Cassettes and Love Songs
I grew up and became a teenager who loved, adored, and listened to songs that melt hearts. Computers became more prevalent. Some homes had computers. At the time, people listened to music and songs on compact discs, called ‘CDs’. Those who did not own a computer owned devices that could play CDs. But despite this, the reliance on cassette tapes still remained more widespread, and the cassette continued to be the primary means of listening to music. And cassette tape stores were still spread throughout the country.
Personalizing a custom-made cassette tape was common in the early years of the millennium. One of us would go to a store specialized in sound recordings and ask the worker there to make a compilation tape comprised of songs by multiple singers. The cost of such a service was usually not great. One, I remember going to a shop and asking them to compile songs by Amr Diab, Wael Kfoury, and Ehab Tawfik’s most popular song: ‘Titraja Fiya (You Beg of Me)’, as well as other songs that had great romantic popularity in the early years of the twenty-first century. I got my custom-made romance tape, me, the teenager who thought the world belonged to my feelings. So I sent the tape to a ‘female friend’; the daughter of a family friend of ours. She was at least ten years older than me. I thought I loved her, albeit, it was one-sided. She loved me – perhaps as a sister loves a younger brother, but I had misunderstood her signs, perceiving that she was reciprocating with celibate love.

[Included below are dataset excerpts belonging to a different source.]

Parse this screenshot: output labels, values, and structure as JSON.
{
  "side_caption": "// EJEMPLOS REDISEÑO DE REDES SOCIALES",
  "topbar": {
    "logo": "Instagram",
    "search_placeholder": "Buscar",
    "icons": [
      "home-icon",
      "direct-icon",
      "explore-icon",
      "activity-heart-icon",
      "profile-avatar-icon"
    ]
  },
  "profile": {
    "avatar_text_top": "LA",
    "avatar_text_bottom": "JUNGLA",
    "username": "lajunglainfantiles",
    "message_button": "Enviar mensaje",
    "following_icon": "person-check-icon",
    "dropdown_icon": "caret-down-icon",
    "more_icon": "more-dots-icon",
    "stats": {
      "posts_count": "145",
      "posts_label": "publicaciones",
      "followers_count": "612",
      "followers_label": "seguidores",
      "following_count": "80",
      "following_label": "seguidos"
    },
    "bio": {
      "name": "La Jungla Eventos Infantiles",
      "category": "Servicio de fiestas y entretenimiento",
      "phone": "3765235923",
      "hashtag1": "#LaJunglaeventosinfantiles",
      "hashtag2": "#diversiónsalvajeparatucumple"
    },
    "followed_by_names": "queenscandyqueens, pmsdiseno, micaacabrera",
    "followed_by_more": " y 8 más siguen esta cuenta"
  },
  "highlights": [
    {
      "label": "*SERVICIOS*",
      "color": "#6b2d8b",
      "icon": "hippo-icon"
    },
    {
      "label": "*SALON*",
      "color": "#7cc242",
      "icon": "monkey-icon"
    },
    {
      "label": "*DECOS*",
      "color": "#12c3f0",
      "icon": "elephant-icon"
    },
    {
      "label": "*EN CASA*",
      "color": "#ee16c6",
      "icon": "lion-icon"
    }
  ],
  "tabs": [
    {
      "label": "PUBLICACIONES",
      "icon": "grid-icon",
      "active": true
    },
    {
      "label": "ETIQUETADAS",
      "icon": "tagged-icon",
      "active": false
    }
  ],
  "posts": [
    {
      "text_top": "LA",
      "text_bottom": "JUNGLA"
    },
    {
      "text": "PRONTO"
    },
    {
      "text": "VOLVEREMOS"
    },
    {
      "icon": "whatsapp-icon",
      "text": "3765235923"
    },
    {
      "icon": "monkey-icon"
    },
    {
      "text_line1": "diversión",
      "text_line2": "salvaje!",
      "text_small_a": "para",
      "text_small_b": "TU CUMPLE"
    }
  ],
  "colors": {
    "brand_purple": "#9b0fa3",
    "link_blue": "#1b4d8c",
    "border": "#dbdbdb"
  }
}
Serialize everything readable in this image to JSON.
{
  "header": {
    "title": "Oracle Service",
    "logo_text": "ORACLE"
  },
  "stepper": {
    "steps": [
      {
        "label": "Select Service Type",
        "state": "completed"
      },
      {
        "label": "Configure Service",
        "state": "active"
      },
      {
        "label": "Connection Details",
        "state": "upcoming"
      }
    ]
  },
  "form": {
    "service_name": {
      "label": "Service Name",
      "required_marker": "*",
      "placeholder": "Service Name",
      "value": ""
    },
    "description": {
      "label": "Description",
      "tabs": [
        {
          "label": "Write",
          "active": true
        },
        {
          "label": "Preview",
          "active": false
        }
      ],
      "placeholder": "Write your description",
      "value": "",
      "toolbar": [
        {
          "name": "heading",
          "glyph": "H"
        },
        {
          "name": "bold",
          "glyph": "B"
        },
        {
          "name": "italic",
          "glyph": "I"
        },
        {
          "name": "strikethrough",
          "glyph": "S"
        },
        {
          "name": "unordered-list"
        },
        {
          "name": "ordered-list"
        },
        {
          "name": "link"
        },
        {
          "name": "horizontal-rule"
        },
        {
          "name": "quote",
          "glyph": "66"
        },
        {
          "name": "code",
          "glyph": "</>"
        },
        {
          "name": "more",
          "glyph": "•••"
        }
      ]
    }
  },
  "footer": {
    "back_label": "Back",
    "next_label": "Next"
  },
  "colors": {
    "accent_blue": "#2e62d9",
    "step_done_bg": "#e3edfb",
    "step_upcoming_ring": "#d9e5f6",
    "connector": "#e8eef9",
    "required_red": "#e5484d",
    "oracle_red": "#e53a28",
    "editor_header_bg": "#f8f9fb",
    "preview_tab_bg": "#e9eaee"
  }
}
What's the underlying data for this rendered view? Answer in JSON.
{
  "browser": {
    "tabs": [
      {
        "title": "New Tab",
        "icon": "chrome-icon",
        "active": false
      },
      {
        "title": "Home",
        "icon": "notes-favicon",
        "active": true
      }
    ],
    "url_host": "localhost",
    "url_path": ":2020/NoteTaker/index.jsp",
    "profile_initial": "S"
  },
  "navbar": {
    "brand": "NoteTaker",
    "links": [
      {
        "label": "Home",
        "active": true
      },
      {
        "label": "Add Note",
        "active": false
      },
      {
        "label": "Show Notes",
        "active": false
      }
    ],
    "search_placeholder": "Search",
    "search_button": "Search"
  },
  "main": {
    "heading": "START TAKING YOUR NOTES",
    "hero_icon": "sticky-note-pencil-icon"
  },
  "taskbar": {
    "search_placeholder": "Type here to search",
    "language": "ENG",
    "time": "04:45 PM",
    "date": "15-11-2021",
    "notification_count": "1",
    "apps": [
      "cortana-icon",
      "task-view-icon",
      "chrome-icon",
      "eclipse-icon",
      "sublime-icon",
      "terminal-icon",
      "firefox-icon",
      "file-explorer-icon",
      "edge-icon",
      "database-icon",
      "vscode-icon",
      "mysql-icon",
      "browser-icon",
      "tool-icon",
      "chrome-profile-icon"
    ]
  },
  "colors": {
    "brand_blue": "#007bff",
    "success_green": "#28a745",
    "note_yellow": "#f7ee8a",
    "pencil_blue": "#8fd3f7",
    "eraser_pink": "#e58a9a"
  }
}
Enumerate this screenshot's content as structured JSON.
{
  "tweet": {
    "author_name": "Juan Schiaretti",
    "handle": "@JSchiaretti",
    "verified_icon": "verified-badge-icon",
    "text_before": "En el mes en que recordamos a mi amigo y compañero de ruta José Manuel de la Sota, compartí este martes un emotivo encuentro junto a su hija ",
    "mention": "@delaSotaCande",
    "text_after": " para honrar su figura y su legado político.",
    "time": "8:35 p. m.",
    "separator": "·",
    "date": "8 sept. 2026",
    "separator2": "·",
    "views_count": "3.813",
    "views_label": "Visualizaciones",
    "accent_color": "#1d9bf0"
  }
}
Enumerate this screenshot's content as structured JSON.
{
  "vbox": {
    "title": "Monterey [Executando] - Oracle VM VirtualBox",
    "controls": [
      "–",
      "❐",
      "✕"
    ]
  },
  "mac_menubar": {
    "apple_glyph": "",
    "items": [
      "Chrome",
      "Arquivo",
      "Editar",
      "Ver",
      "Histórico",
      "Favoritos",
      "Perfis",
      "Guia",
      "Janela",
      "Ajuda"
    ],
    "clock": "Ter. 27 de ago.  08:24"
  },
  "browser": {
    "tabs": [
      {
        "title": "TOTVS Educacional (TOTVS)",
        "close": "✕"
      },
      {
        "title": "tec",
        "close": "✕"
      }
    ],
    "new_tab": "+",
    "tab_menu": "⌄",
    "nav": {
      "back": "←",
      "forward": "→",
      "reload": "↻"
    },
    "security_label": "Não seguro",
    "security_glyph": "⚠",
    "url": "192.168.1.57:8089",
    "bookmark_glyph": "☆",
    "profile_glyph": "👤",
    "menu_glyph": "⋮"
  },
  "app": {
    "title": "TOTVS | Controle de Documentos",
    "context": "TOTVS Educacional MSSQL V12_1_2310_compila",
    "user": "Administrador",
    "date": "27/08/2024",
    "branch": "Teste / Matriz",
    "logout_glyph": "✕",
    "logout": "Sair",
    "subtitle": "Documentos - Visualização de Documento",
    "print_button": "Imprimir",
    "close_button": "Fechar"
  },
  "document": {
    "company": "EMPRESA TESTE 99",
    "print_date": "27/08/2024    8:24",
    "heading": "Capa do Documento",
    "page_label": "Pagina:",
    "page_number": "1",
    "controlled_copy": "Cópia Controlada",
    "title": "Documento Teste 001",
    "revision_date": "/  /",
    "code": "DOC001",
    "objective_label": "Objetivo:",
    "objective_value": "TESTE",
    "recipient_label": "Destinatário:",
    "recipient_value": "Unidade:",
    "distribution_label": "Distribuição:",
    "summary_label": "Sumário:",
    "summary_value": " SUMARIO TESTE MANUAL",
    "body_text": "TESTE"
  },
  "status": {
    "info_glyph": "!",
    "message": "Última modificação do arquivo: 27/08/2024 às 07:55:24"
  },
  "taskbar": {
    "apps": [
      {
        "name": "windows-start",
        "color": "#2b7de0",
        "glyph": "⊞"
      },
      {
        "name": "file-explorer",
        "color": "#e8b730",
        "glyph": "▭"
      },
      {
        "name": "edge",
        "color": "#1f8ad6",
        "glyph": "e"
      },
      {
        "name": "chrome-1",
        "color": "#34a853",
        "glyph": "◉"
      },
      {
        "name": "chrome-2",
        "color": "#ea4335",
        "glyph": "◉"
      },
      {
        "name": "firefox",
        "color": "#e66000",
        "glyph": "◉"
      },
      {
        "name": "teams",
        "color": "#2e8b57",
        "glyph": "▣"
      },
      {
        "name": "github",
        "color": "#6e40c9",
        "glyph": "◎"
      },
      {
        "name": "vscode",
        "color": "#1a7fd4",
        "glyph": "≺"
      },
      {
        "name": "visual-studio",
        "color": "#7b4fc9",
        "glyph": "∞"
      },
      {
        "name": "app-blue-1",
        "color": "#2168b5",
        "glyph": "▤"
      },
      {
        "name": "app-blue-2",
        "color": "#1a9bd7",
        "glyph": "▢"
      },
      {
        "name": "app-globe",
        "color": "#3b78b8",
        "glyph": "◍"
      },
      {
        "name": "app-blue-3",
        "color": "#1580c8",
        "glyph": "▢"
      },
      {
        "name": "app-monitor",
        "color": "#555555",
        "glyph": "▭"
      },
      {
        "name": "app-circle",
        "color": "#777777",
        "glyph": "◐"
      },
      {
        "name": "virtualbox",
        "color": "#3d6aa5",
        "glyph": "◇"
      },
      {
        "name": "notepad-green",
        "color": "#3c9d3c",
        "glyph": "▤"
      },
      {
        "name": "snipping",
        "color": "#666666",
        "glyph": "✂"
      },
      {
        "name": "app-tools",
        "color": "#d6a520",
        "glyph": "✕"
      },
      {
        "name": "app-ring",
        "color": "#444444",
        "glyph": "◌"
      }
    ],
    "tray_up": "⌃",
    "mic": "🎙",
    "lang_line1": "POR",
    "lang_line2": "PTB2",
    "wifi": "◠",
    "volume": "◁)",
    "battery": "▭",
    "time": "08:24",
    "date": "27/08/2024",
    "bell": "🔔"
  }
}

The Cassette Inside the Walkman
In those years, the ‘Walkman’ was the coolest device among youth. Someone who owned a Walkman was like someone who owned the ball when we were kids; controlling us, our playing times and our team divisions, like when we played soccer in the streets.
I don’t know how, but I remember owning a Walkman, despite my family’s poverty in those years. Or maybe it was owned by my brother, I don’t know. It’s become confused after all these years. But recently, among my partner’s old stuff, I discovered a Walkman similar to the one I’d originally had. We bought new batteries to power it up for our three-year-old daughter, so that she might listen to songs recorded on a few dusty cassettes…
Do I call all of this ‘The Nostalgia of the cassette’?